Here’s an easy one: Both Joe Biden and Donald Trump will put their respective feet in their respective mouths at least a half dozen times between now and December.
Another easy guess: University of Georgia fans will assume a “three-peat” national football championship is in the offing come September. (TCU fans will NOT share that prediction.)
Someone somewhere will find yet another reason to unethically separate people from their money in get-rich-quick schemes. The perpetrators will end up saying something such as, “I didn’t know what was going on” as they are led away to jail.
Republicans in the House of Representatives will try really, really hard to enact legislation they feel will truly change America. Democrats in the Senate will try really, really hard to do likewise. Neither group will be successful. And it will be agony watching them try.

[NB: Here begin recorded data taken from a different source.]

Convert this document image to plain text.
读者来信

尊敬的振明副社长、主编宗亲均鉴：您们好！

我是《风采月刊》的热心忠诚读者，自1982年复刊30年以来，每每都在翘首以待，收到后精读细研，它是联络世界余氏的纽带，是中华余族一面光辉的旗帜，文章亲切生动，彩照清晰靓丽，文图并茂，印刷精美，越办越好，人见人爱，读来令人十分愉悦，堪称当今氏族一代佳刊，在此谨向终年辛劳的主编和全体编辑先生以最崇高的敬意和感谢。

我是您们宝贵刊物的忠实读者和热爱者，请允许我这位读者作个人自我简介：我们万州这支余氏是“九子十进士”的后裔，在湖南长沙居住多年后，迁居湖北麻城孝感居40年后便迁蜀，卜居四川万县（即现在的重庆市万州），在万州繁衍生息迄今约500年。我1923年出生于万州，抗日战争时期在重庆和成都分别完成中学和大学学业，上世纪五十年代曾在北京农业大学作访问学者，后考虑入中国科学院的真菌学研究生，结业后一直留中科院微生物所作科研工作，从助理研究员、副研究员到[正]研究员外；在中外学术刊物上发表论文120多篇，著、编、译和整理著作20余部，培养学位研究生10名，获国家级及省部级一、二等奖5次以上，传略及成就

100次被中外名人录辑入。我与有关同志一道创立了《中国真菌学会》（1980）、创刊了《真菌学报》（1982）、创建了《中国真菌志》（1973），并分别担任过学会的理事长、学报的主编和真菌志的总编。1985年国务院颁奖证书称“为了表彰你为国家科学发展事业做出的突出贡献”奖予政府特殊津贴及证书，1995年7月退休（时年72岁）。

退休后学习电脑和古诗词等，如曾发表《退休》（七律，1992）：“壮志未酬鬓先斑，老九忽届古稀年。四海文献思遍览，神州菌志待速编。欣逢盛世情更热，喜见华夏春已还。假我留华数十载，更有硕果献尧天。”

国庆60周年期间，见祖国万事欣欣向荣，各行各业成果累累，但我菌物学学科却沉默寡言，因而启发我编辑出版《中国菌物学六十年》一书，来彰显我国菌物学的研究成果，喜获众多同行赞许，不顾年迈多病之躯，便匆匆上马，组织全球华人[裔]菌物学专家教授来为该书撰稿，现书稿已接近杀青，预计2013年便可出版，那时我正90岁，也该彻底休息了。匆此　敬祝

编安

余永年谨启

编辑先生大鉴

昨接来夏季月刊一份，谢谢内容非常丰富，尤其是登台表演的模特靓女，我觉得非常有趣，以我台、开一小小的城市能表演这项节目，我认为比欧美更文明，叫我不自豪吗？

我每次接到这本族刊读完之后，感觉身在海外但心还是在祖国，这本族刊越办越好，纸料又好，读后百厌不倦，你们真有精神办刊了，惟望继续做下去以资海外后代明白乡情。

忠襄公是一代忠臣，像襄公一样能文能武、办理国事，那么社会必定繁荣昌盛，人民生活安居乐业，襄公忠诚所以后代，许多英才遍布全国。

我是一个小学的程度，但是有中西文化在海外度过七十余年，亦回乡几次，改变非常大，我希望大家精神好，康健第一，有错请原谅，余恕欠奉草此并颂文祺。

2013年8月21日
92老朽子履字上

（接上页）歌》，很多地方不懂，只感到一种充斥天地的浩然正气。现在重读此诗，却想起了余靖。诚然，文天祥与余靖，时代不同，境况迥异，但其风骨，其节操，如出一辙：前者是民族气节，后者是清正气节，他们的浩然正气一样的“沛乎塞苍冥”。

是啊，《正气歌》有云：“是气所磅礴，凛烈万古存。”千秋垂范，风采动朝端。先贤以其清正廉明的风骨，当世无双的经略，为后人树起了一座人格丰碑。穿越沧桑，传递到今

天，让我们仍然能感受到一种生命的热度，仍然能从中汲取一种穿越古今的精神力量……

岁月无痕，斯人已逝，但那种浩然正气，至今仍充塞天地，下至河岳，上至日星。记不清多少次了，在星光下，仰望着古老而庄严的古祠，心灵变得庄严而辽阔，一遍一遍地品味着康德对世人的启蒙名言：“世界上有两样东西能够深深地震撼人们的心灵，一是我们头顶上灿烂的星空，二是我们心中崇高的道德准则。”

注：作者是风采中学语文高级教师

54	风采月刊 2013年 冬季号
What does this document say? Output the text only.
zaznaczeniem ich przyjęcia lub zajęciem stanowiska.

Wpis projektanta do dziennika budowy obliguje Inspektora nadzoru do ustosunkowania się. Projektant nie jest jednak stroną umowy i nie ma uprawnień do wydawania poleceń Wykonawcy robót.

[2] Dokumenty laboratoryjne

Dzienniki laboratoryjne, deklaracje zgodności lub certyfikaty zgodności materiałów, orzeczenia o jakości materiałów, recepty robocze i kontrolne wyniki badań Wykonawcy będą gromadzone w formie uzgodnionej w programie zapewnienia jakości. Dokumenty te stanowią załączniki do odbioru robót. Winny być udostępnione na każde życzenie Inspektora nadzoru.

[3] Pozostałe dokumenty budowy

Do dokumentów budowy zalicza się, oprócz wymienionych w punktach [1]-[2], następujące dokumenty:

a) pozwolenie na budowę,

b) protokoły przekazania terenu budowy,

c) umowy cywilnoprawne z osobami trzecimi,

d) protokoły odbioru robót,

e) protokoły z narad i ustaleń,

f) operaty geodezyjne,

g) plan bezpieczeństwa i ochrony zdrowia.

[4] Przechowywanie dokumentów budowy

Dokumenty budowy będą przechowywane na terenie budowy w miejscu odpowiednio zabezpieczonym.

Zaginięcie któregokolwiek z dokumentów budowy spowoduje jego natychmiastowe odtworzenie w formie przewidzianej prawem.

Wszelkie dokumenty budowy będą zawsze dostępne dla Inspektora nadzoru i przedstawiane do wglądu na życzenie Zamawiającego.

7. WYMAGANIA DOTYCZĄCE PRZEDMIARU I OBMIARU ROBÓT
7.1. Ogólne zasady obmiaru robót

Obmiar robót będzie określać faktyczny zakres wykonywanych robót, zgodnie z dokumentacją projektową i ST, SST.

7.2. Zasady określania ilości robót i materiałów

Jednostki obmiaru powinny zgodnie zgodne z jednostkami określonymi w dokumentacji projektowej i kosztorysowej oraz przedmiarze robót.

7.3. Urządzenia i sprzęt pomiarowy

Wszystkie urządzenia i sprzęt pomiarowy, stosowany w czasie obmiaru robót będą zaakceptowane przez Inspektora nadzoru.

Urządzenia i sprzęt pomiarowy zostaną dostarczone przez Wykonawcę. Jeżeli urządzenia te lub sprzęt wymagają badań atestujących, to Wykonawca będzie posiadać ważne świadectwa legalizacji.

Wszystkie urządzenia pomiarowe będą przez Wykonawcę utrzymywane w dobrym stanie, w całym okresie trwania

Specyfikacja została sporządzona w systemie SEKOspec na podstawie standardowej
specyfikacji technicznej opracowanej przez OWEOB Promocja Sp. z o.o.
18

Joe Biden will visit the U.S./Mexico border. Oh, no, wait a minute. He already did that. So, then maybe Donald Trump and every other Republican presidential-wannabe will visit. Going out on a far, far limb, I predict that Border Czar Kamala Harris might even spend a day or two there. (Not even Nostradamus foresaw that, though.)
And, finally, 2023 will be the year I win the lottery. (Actually, I unofficially already have. Got a great family, good health, terrific friends. Don’t need millions of dollars to improve on that.)
Certainly, no earthling knows exactly what will happen as we all take another trip around the sun. Let’s just hope it’s a pleasant ride.